Après cette déclaration de Donatien, Julien Akpaki a répliqué : « Auguste est venu d’abord seul dans mon bureau », a-t-il martelé. L’ex-DG/ORTB ne reconnaît pas avoir été avec Donatien et son grand frère, la nuit de l’exhumation. La déposition de Julien Akpaki a pris fin à 13h03 et la séance a été suspendue.
Intervention du Dr Akabassi Ghislain
À la reprise, à 13h18, Akabassi Ghislain, docteur en biodiversité et changements climatiques, a été interrogé par visioconférence. Le président de céans a rappelé que, dans les dépositions, Codjo Alofa avait indiqué avoir administré à Dangnivo un produit appelé en fon « Ayokpè ». Le docteur en biodiversité et changements climatiques a d’abord précisé que, pour son master, il avait travaillé sur l’espèce dénommée « Ayokpè », dont le nom scientifique est Picralima nitida.
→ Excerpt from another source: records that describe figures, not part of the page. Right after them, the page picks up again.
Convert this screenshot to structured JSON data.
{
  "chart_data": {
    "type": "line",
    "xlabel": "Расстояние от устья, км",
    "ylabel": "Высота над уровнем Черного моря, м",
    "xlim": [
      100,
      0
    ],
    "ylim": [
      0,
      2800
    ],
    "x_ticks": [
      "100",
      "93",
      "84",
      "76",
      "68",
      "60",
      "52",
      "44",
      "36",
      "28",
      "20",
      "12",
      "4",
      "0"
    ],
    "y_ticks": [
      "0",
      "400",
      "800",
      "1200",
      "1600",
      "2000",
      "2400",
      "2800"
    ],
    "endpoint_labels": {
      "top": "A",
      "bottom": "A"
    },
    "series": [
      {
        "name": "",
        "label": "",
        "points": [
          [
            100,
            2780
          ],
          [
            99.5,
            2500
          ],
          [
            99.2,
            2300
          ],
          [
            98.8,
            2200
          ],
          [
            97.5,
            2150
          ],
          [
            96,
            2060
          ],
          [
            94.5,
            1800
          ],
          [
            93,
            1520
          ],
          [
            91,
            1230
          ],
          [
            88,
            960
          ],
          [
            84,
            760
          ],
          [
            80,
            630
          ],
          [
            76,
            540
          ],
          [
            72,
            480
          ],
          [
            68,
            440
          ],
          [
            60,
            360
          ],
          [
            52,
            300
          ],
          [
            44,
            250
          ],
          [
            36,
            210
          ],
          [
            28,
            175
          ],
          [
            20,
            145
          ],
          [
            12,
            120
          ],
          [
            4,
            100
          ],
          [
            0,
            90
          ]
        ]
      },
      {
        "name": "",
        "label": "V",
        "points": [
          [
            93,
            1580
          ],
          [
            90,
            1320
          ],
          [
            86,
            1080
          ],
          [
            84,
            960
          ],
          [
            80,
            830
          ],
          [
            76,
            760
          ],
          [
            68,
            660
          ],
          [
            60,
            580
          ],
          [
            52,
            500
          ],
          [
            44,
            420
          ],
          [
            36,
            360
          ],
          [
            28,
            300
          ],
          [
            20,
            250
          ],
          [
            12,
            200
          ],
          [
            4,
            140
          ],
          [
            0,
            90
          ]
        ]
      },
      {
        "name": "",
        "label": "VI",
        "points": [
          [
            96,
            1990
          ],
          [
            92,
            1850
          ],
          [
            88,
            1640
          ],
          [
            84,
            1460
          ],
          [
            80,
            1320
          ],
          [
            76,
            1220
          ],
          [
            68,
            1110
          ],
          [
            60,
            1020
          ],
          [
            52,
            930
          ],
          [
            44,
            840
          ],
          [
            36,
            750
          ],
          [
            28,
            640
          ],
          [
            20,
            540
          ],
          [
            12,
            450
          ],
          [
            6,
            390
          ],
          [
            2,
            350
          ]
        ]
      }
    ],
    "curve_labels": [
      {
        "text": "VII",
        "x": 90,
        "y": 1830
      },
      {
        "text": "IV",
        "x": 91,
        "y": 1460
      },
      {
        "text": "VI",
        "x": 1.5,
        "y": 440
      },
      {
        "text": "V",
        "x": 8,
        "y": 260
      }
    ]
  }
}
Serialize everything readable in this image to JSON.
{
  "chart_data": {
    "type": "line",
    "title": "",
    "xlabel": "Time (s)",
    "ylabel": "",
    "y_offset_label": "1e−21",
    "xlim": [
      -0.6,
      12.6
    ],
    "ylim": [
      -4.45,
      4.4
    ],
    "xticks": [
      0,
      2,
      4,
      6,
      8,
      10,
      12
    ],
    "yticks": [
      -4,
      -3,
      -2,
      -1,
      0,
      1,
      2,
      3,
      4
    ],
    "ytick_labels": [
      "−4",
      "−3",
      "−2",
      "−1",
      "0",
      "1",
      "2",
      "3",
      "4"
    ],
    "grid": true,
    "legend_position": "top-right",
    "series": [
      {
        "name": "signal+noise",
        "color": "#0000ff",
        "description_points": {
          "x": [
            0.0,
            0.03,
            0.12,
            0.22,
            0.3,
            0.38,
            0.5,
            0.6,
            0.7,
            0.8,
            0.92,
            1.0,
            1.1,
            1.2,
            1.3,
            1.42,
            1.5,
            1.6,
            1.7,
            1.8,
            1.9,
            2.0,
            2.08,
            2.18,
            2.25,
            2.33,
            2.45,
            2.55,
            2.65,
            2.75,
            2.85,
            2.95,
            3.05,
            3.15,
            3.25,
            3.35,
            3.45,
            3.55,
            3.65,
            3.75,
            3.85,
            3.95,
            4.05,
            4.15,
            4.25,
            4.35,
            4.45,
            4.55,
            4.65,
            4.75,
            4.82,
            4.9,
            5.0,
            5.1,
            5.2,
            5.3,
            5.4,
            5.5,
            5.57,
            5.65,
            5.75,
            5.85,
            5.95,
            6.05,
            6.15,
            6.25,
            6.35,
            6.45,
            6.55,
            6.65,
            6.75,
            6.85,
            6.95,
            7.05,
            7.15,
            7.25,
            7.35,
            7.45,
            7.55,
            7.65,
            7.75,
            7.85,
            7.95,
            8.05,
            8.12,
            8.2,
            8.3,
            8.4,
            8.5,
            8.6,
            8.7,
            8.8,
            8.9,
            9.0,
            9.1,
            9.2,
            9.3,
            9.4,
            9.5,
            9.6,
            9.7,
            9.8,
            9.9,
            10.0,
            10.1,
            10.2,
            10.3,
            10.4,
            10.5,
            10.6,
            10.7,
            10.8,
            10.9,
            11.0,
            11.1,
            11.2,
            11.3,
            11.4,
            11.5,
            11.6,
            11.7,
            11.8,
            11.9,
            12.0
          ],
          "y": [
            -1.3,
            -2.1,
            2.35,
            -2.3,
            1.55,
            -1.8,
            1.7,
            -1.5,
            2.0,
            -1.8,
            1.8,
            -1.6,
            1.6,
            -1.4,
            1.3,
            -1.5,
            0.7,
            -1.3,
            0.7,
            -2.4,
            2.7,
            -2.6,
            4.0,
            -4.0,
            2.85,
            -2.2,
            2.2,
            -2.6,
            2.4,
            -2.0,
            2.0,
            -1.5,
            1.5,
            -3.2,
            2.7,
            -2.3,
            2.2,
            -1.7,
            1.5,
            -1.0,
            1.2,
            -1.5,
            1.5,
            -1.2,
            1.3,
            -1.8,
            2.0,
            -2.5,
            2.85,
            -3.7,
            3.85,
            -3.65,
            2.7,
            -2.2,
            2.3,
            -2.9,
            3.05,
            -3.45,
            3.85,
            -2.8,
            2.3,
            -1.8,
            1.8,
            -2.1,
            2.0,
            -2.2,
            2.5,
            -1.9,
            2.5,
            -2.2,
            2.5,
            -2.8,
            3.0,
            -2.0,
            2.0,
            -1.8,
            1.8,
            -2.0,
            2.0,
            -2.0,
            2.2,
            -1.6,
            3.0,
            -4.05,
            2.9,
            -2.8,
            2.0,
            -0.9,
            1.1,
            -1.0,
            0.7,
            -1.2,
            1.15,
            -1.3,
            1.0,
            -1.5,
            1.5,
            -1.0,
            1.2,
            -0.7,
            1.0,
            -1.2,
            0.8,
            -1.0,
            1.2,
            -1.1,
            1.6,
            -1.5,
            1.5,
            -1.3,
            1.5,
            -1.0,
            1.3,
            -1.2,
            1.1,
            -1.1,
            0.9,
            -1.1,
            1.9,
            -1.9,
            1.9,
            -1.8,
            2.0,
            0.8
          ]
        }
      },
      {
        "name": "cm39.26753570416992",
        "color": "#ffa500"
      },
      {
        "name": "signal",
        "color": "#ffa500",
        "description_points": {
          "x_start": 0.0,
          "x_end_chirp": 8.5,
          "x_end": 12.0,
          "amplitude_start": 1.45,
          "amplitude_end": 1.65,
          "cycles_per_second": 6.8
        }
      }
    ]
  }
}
Selon l’expert, à forte dose, cette plante devient nocive car elle accélère la fréquence cardiaque. Pour lui, c’est une espèce utile, mais son utilisation doit être contrôlée. Le Dr Akabassi Ghislain a déclaré que, si un être humain consomme les substances contenues dans l’« Ayokpè » à forte dose, cela peut tuer ses cellules. À forte dose, cela peut intoxiquer, voire être fatal. Il a souligné que les bokonons utilisent l’« Ayokpè » notamment en milieu Nagot, à Ifangni, à Sakété, ainsi que chez les tradi-thérapeutes. De manière générale, a-t-il expliqué, les produits naturels ne provoquent pas une perte de connaissance immédiate après consommation. Il faut un peu de temps pour que les effets se manifestent.
Le spécialiste a précisé qu’il faut des essais cliniques pour déterminer à quelle dose la consommation d’« Ayokpè » peut devenir fatale.
Convoqué à la barre à 14h03 pour réagir aux propos de l’expert, Alofa a déclaré qu’il n’avait jamais parlé d’« Ayokpè », mais plutôt de « Sokpakpè ». Il a rappelé que sa première version correspondait à ce qu’on lui avait demandé de dire. Alofa insiste sur le fait qu’il ne connaît pas du tout Dangnivo. « La vérité, dans tout ce que je dis depuis le début, c’est que je ne connais rien de Dangnivo », a-t-il martelé.
L’audience a été suspendue à 14h19 pour reprendre ce mercredi 9 avril 2025 à 10h.